Colunista João Peças Lopes: O impacto da produção renovável na formação de preços da eletricidade

Colunista João Peças Lopes: O impacto da produção renovável na formação de preços da eletricidade

Os custos associados à produção de electricidade renovável (nomeadamente eólicas) têm sido apresentados nos últimos anos como um fator importante na fatura paga pelos consumidores de eletricidade, com forte impacto na atividade económica e no défice tarifário.

O que está em causa é a produção em regime especial (PRE), que corresponde em Portugal e Espanha à produção de eletricidade efetuada a partir de recursos endógenos renováveis (excluindo as grandes hídricas) ou de cogeração. A energia elétrica produzida nestas instalações é remunerada através de tarifas específicas, fora do mercado de eletricidade, estando garantida a aquisição da totalidade da sua produção pelo sistema elétrico. Costuma designar-se por “sobrecusto da PRE” a diferença entre estas tarifas e o valor do mercado grossista.

De referir que os consumidores industriais, que não pagam qualquer sobrecusto da PRE renovável, não havendo portanto qualquer impacto nesses consumidores que possa ser atribuído às renováveis. Na verdade, vários consumidores industriais são por sua vez produtores de PRE (cogeração), beneficiando das tarifas respetivas. Por outro lado, a redução do preço de mercado, de que se fala mais à frente, beneficia diretamente todos os consumidores industriais.

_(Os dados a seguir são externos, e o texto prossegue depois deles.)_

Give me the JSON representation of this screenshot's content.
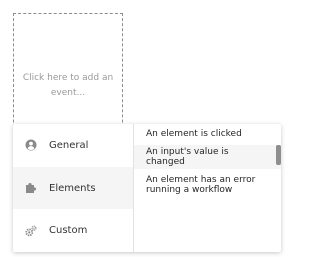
{
  "placeholder": {
    "text": "Click here to add an event..."
  },
  "categories": [
    {
      "label": "General",
      "icon": "user-circle-icon"
    },
    {
      "label": "Elements",
      "icon": "puzzle-piece-icon",
      "active": true
    },
    {
      "label": "Custom",
      "icon": "gears-icon"
    }
  ],
  "events": [
    {
      "label": "An element is clicked"
    },
    {
      "label": "An input's value is changed"
    },
    {
      "label": "An element has an error running a workflow"
    }
  ],
  "colors": {
    "icon": "#8a8a8a",
    "placeholder_border": "#8c8c8c",
    "active_background": "#f5f5f5"
  }
}
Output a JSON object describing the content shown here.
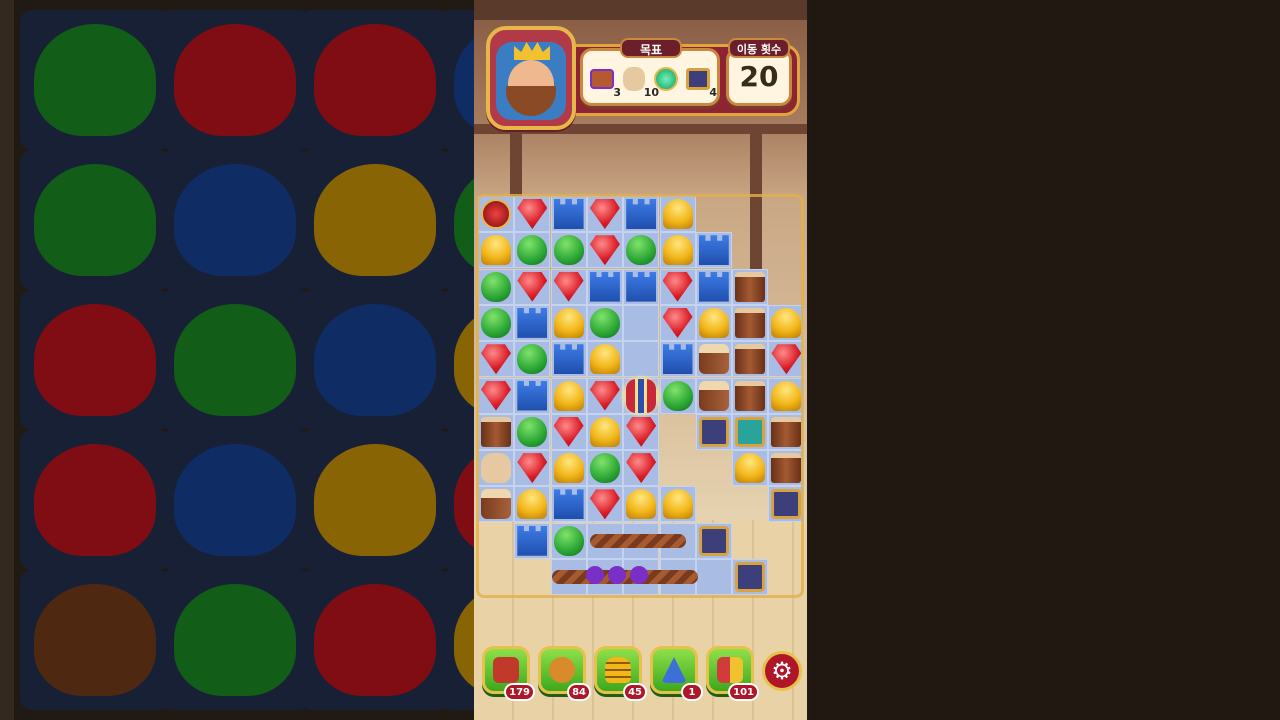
{
  "goal": {
    "title": "목표",
    "items": [
      {
        "icon": "flower-chest-icon",
        "count": "3"
      },
      {
        "icon": "cat-statue-icon",
        "count": "10"
      },
      {
        "icon": "green-gem-icon",
        "count": ""
      },
      {
        "icon": "crate-icon",
        "count": "4"
      }
    ]
  },
  "moves": {
    "title": "이동 횟수",
    "value": "20"
  },
  "boosters": [
    {
      "icon": "hammer-chest-icon",
      "count": "179"
    },
    {
      "icon": "cannon-icon",
      "count": "84"
    },
    {
      "icon": "beehive-icon",
      "count": "45"
    },
    {
      "icon": "wizard-hat-icon",
      "count": "1"
    },
    {
      "icon": "jester-hammer-icon",
      "count": "101"
    }
  ],
  "settings": {
    "icon": "gear-icon",
    "glyph": "⚙"
  },
  "colors": {
    "board_cell": "#a9bce4",
    "frame_gold": "#e2b04a",
    "booster_green": "#3ea81d",
    "badge_red": "#b0162a"
  }
}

Também tem que se corrigir a ideia errada de que foi a PRE que criou o défice tarifário. Este surgiu do aumento brutal dos combustíveis fósseis que se verificou a partir de 2006, que teria levado as tarifas de consumo para valores considerados socialmente excessivos pelo governo da época, que decidiu diferir os pagamentos inerentes, criando um défice a ser pago ao longo dos anos. Note-se que, nisto e em tudo o resto, não há qualquer recurso ao OGE ou subsídios do Estado, como por vezes se ouve dizer.

Feitas estas correções, importa salientar um aspeto normalmente não mencionado, que resulta num benefício para os consumidores não contabilizado no cálculo dos sobrecustos: a existência da PRE faz baixar o preço de mercado, reduzindo o custo total da eletricidade proveniente das centrais convencionais. A energia elétrica produzida nas grandes centrais termoeléctricas e hídricas é remunerada através do mercado, como resultado do encontro entre a oferta e a procura, subtraída esta da PRE. Ou seja, o preço final para toda a energia transacionada em cada hora é o preço da última central a ser mobilizada para satisfazer a procura.

Quando a PRE assume um valor significativo, como é o caso dos dias em que existe uma produção eólica elevada, a última central a ser mobilizada para satisfazer a procura tem um custo mais baixo, sendo então que toda a energia eléctrica necessária à satisfação do consumo (com exceção da energia da PRE) é remunerada a preço inferior.

Em resumo, a presença da PRE renovável induz num número significativo de horas uma redução do preço de mercado da eletricidade, levando à redução da factura da eletricidade, em particular para os consumidores industriais. Em anos em que o custo dos combustíveis fósseis é elevado e em anos secos, como está a ser 2017, estes benefícios são mais evidentes.

João Peças Lopes é administrador do Instituto de Engenharia de Sistemas e Computadores, Tecnologia e Ciência (INESC TEC) e Professor Catedrático da Faculdade de Engenharia da Universidade do Porto. É doutorado em Engenharia Eletrotécnica e de Computadores e foi responsável por dezenas de projetos nacionais ou europeus nesta área, tais como a definição de especificações técnicas para a integração de energia eólica no Brasil. É vice-presidente da Associação Portuguesa de Veículos Elétricos.